Sciarretta V, Mazzatenta D, Ciarpaglini R, Pasquini E, Farneti G, Frank G
Center of Endoscopic Endonasal Funcional Surgery, ENT Department, Policlinico S. Orsola, Bologna, Italy.
Minim Invasive Neurosurg. 2010 Apr;53(2):55-9. doi: 10.1055/s-0029-1246161. Epub 2010 Jun 8.
In this article, the aim of the authors is to discuss their experience with skull base reconstruction in endoscopic transsphenoidal and extended transsphenoidal surgery for pituitary tumor resection.
Between January 1997 and January 2008, 665 patients underwent either transnasal transsphenoidal endoscopic or extended transsphenoidal surgery for pituitary tumors. In patients without intraoperative CSF leak, we prefer to pack the surgical cavity with absorbable material, such as collagen sponge (Gelfoam), or, in the case of thin diaphragma sellae and postoperative risk of rupture with abdominal fat. In patients with minimal CSF oozing, but without any visible diaphragma sellae defect or only a small dural defect with leak, we pack the surgical cavity with abdominal fat. In case of a leak from an anterior face of the diaphragma sellae defect we prefer to reconstruct the defect by means of mucoperiosteum taken from the resected middle turbinate. Patients with larger sellar or supradiaphragmatic defects were treated with a multilayer reconstruction.
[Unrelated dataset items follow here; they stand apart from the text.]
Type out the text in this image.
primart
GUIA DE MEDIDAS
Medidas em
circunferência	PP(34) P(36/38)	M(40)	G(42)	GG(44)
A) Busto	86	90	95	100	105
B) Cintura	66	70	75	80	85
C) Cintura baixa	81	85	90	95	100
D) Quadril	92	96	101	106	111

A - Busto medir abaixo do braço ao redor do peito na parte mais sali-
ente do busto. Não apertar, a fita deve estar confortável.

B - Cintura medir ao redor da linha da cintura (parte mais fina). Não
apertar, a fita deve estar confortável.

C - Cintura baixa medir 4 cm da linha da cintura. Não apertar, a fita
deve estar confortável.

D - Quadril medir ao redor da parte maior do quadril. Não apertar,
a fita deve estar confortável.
529 patients (79.5%) did not require any repair besides a packing of the surgical cavity with absorbable material such as collagen sponge, while 128 patients (19.2%) required an endoscopic skull base repair at the end of the procedure for an overt CSF leak. 8 patients (1.2%) required repair because of overt thin diaphragma sellae without a visible CSF leak but with a postoperative risk of rupture. Out of the latter two groups (n = 136) only 11 patients (8 %) developed persistent postoperative CSF leaks requiring revision multilayer reconstruction.
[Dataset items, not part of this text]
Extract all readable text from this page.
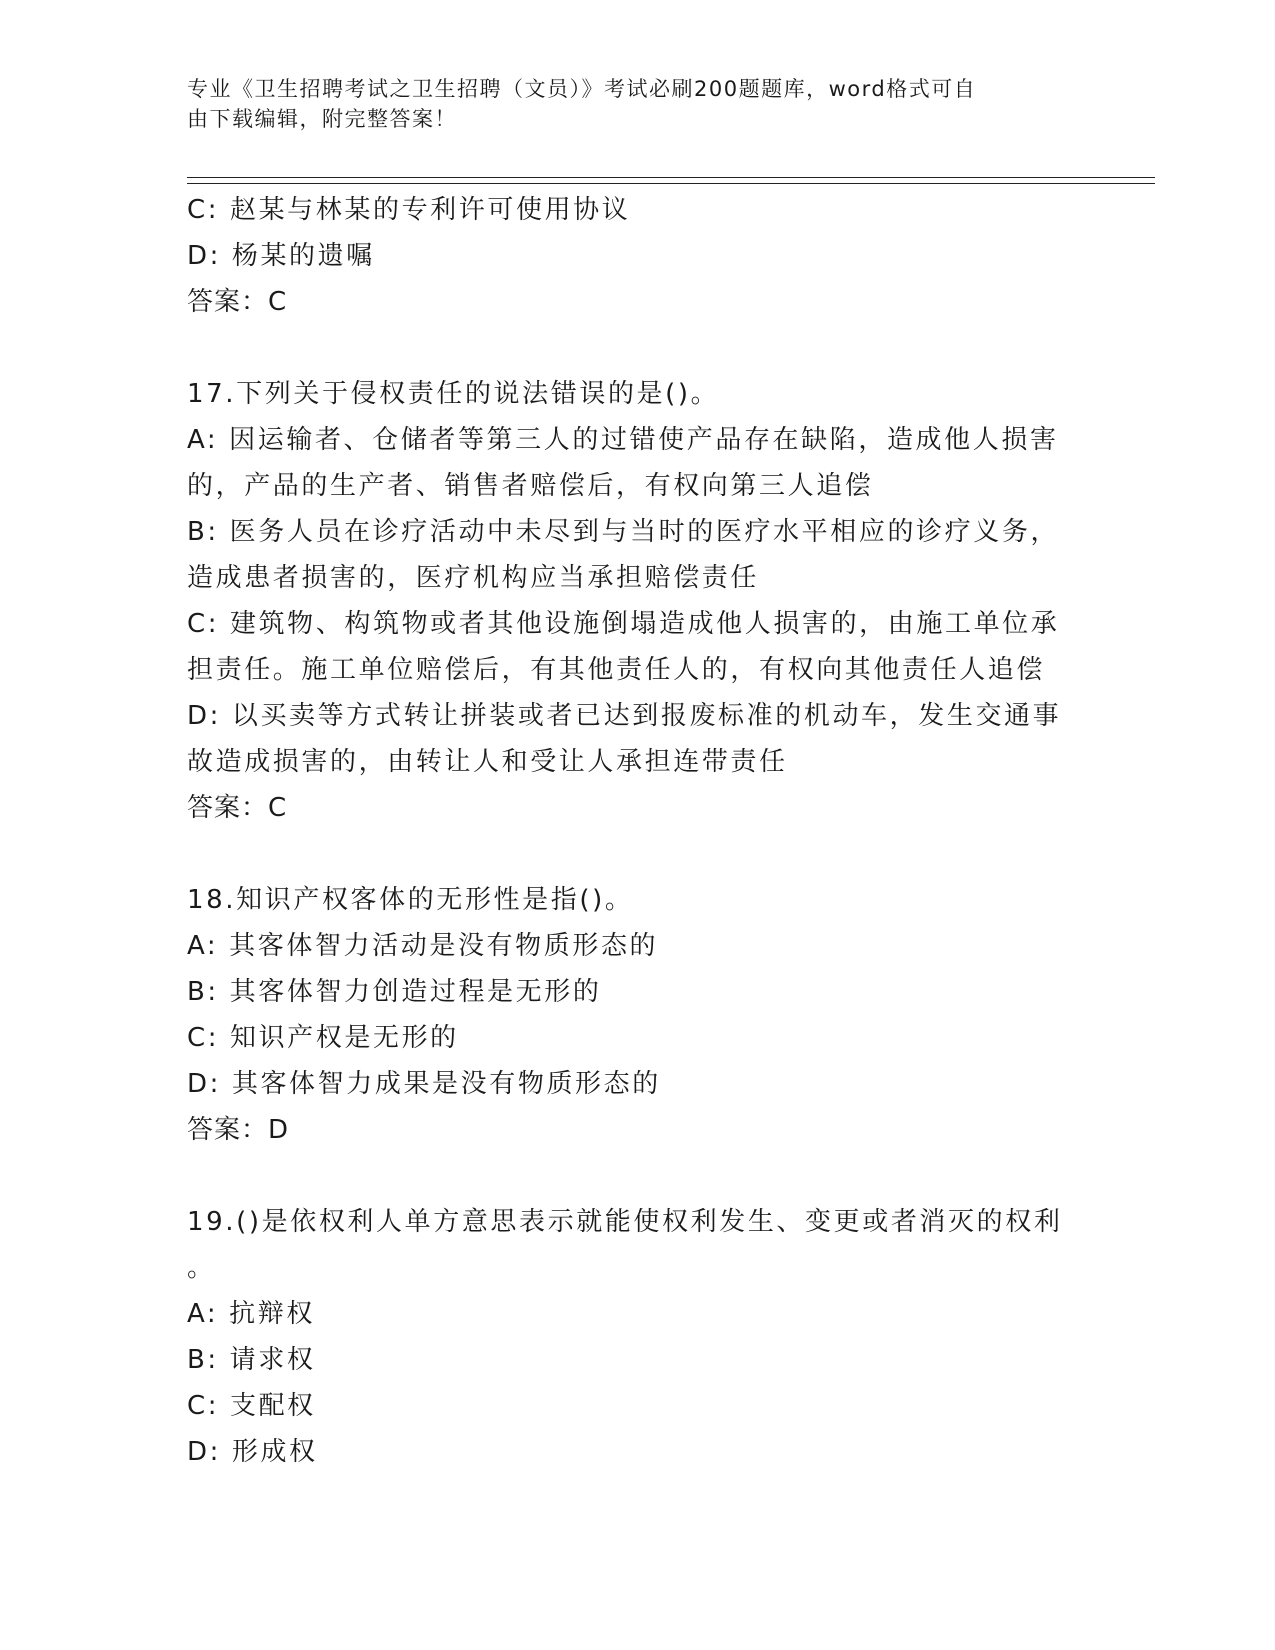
专业《卫生招聘考试之卫生招聘（文员）》考试必刷200题题库，word格式可自
由下载编辑，附完整答案！
C: 赵某与林某的专利许可使用协议
D: 杨某的遗嘱
答案：C
17.下列关于侵权责任的说法错误的是()。
A: 因运输者、仓储者等第三人的过错使产品存在缺陷，造成他人损害
的，产品的生产者、销售者赔偿后，有权向第三人追偿
B: 医务人员在诊疗活动中未尽到与当时的医疗水平相应的诊疗义务，
造成患者损害的，医疗机构应当承担赔偿责任
C: 建筑物、构筑物或者其他设施倒塌造成他人损害的，由施工单位承
担责任。施工单位赔偿后，有其他责任人的，有权向其他责任人追偿
D: 以买卖等方式转让拼装或者已达到报废标准的机动车，发生交通事
故造成损害的，由转让人和受让人承担连带责任
答案：C
18.知识产权客体的无形性是指()。
A: 其客体智力活动是没有物质形态的
B: 其客体智力创造过程是无形的
C: 知识产权是无形的
D: 其客体智力成果是没有物质形态的
答案：D
19.()是依权利人单方意思表示就能使权利发生、变更或者消灭的权利
。
A: 抗辩权
B: 请求权
C: 支配权
D: 形成权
More complex defects after pituitary surgery should be repaired with a multilayer technique, using autologous materials such as fat, fascia lata, bone and mucoperiosteum taken from the middle turbinate. This type of autologous material is generally reliable in more complex defects, and it appears to be easy to harvest and handle for repair.
在本文中,作者的目的是讨论他们在内镜经蝶窦和扩大经蝶窦手术切除垂体瘤时进行颅底重建的经验。
1997年1月至2008年1月期间,665例患者接受了经鼻经蝶窦内镜或扩大经蝶窦垂体瘤手术。对于术中无脑脊液漏的患者,我们倾向于用可吸收材料填充手术腔,如胶原海绵(明胶海绵),或者在鞍膈薄且术后有破裂风险的情况下,用腹部脂肪填充。对于脑脊液渗出极少但无可见鞍膈缺损或仅有小的硬膜缺损伴漏液的患者,我们用腹部脂肪填充手术腔。如果鞍膈缺损前表面有漏液,我们倾向于用取自切除的中鼻甲的黏膜骨膜修复缺损。鞍区或鞍上较大缺损的患者采用多层重建治疗。
529例患者(79.5%)除用胶原海绵等可吸收材料填充手术腔外,无需任何修复,而128例患者(19.2%)因明显的脑脊液漏在手术结束时需要进行内镜颅底修复。8例患者(1.2%)因鞍膈明显变薄但无可见脑脊液漏但术后有破裂风险而需要修复。在后两组(n = 136)中,只有11例患者(8%)出现持续性术后脑脊液漏,需要进行翻修多层重建。
垂体手术后更复杂的缺损应采用多层技术修复,使用自体材料,如脂肪、阔筋膜、骨和取自中鼻甲的黏膜骨膜。这种自体材料在更复杂的缺损中通常是可靠的,而且似乎易于获取和用于修复。